Vice-President Kamala Harris on Wednesday called on Congress to pass gun control legislation.
“We are seeing tragedy after tragedy after tragedy … it’s time for Congress to act,” she told CBS TV, indicating that permanent legislation – an uphill battle in the Senate despite bills being passed in the House – was preferred to executive action by Joe Biden.
Well after dark, and in the chill on Tuesday night, about 100 people mourned at a makeshift memorial near the grocery that was adorned with wreaths, candles, banners reading “#Boulderstrong” and 10 crosses with blue hearts and the victims’ names. Therapy dogs were on hand to provide comfort.
Four young girls huddled in the cold, one of them crying as she reminisced about how they had protested against the 2018 shooting at Marjory Stoneman Douglas high school in Parkland, Florida. Others recalled the 1999 shooting at Columbine high school and the 2012 Aurora movie theater attack.
Weaver said the Boulder city council was due to hold a special meeting on Wednesday evening, and the council is to receive advice from experts on how to help the city recuperate from the tragedy. There is expected to be a formal vigil on Thursday evening.
The patrol car that Eric Talley, the police officer who died, drove to the supermarket as he was the first to respond to the shooting, has become an informal memorial, parked outside the police department and adorned with flowers and tributes.
Three of the dead are understood to have worked at the supermarket.
Kim Cordova, president of the United Food and Commercial Workers Local 7, which represents more than 30 store employees, said workers did their best to get customers to safety.
“They grabbed everybody they could, and they brought them to the backroom or to other areas of the store to hide, or got them out through the back dock,” Cordova said.
“And these poor grocery workers have just been through hell in general working through Covid this entire last year of the pandemic.”
The suspect is due on court on Thursday. He has been described by family members as prone to angry outbursts and delusions, and has mental illness.
He had been suspended from high school for a sudden attack on a classmate that left the student bloodied. A police affidavit said he punched the student several times.
Alissa “got up in classroom, walked over to the victim and ‘cold-cocked’ him in the head”, the affidavit read. Alissa complained that the student had made fun of him and called him “racial names” weeks earlier, according to the affidavit.
A police report on the incident said the victim was bloodied and vomiting after the assault. Alissa was suspended from school and sentenced to probation and community service.
One of his former high school wrestling teammates, Angel Hernandez, said Alissa became enraged after losing a match in practice once, letting out a stream of invective and yelling he would kill everyone.

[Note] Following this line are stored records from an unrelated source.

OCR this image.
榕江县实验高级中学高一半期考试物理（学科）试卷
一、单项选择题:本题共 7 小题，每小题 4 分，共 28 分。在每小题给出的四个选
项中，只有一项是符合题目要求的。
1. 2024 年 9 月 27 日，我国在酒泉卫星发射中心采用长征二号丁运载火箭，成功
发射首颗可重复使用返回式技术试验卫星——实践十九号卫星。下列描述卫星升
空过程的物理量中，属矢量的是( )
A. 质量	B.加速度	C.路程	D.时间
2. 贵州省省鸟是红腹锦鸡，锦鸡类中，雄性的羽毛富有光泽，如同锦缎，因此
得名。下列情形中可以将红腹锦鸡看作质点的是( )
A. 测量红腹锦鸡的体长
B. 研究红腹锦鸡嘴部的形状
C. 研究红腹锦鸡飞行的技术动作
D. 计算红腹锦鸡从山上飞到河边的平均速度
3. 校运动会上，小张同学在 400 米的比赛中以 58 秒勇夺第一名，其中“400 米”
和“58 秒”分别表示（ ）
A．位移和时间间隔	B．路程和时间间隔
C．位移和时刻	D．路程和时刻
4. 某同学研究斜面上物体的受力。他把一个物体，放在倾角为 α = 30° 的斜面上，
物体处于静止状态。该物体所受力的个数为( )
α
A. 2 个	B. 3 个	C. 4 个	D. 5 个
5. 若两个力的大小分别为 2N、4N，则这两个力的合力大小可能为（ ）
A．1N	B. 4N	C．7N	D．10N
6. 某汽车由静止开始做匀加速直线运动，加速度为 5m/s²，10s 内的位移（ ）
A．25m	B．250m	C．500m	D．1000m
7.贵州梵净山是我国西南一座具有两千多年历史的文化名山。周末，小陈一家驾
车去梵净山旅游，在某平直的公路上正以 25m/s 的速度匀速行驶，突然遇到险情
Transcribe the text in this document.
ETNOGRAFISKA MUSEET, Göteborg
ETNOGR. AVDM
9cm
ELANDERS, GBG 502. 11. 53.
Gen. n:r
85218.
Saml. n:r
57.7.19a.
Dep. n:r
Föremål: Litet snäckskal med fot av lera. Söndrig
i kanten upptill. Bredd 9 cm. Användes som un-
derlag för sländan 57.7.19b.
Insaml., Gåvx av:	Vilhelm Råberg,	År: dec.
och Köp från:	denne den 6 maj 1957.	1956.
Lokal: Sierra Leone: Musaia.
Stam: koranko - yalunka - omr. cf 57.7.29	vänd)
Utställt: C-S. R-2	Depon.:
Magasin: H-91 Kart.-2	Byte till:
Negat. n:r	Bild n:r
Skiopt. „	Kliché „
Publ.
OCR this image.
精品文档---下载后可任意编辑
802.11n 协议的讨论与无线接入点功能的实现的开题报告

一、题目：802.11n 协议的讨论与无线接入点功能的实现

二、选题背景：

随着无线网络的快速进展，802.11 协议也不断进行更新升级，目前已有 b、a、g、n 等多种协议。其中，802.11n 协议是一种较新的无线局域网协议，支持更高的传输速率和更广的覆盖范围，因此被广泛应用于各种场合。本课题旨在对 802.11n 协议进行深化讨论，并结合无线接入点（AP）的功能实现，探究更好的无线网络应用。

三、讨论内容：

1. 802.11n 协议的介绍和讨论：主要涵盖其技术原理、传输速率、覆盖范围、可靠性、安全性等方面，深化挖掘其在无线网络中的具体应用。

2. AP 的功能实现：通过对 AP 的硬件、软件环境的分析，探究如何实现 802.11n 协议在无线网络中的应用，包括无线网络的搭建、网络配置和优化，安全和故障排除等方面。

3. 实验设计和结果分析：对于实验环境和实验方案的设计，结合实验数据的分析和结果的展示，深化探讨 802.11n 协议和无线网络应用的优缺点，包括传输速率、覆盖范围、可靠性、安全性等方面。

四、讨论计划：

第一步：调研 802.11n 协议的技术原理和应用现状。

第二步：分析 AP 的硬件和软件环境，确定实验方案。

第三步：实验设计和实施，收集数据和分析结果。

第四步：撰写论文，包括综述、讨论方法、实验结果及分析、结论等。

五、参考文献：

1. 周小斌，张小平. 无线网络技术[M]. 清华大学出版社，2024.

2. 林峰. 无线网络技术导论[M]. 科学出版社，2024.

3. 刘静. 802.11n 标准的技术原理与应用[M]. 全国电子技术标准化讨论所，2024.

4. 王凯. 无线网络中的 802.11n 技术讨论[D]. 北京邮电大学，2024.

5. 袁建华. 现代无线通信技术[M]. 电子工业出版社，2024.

Hernandez said the coach kicked Alissa off the team for the outburst.
“He was one of those guys with a short fuse,” Hernandez said. “Once he gets mad, it’s like something takes over and it’s not him. There is no stopping him at that point.”

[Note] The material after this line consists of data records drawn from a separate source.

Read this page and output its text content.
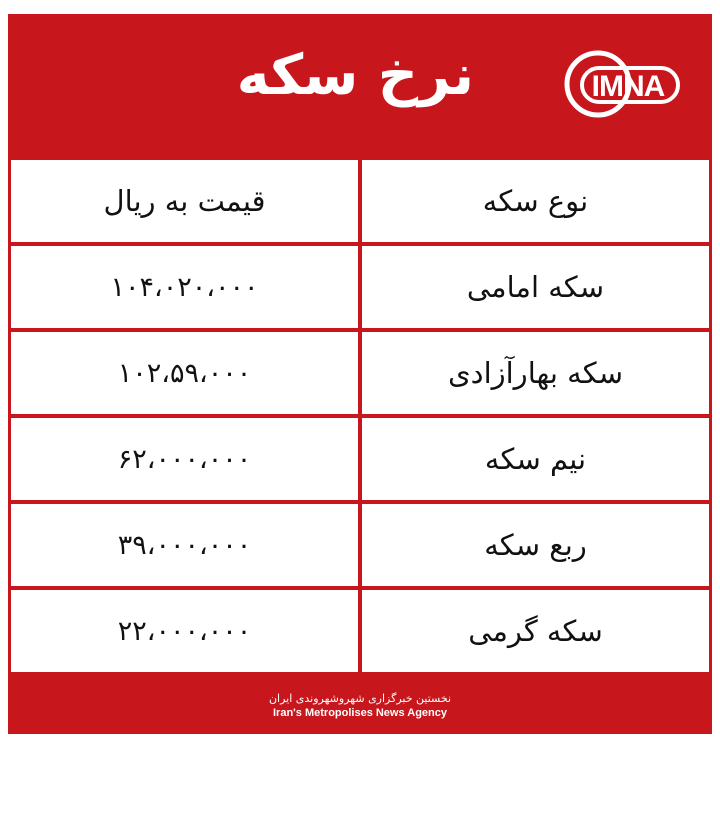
نرخ سکه	IMNA
نوع سکه
قیمت به ریال
سکه امامی
۱۰۴،۰۲۰،۰۰۰
سکه بهارآزادی
۱۰۲،۵۹،۰۰۰
نیم سکه
۶۲،۰۰۰،۰۰۰
ربع سکه
۳۹،۰۰۰،۰۰۰
سکه گرمی
۲۲،۰۰۰،۰۰۰
نخستین خبرگزاری شهروشهروندی ایران
Iran's Metropolises News Agency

Alissa, who is from the Denver suburb of Arvada, was booked into jail on Tuesday on murder charges.
Investigators have not established a motive in the shooting, said the Boulder county district attorney, Michael Dougherty. It was not immediately known where the suspect purchased the weapon.
After the shooting, detectives went to Alissa’s home and found his sister-in-law, who told them that he had been playing around with a weapon she thought looked like a “machine gun” about two days earlier, according to an arrest affidavit.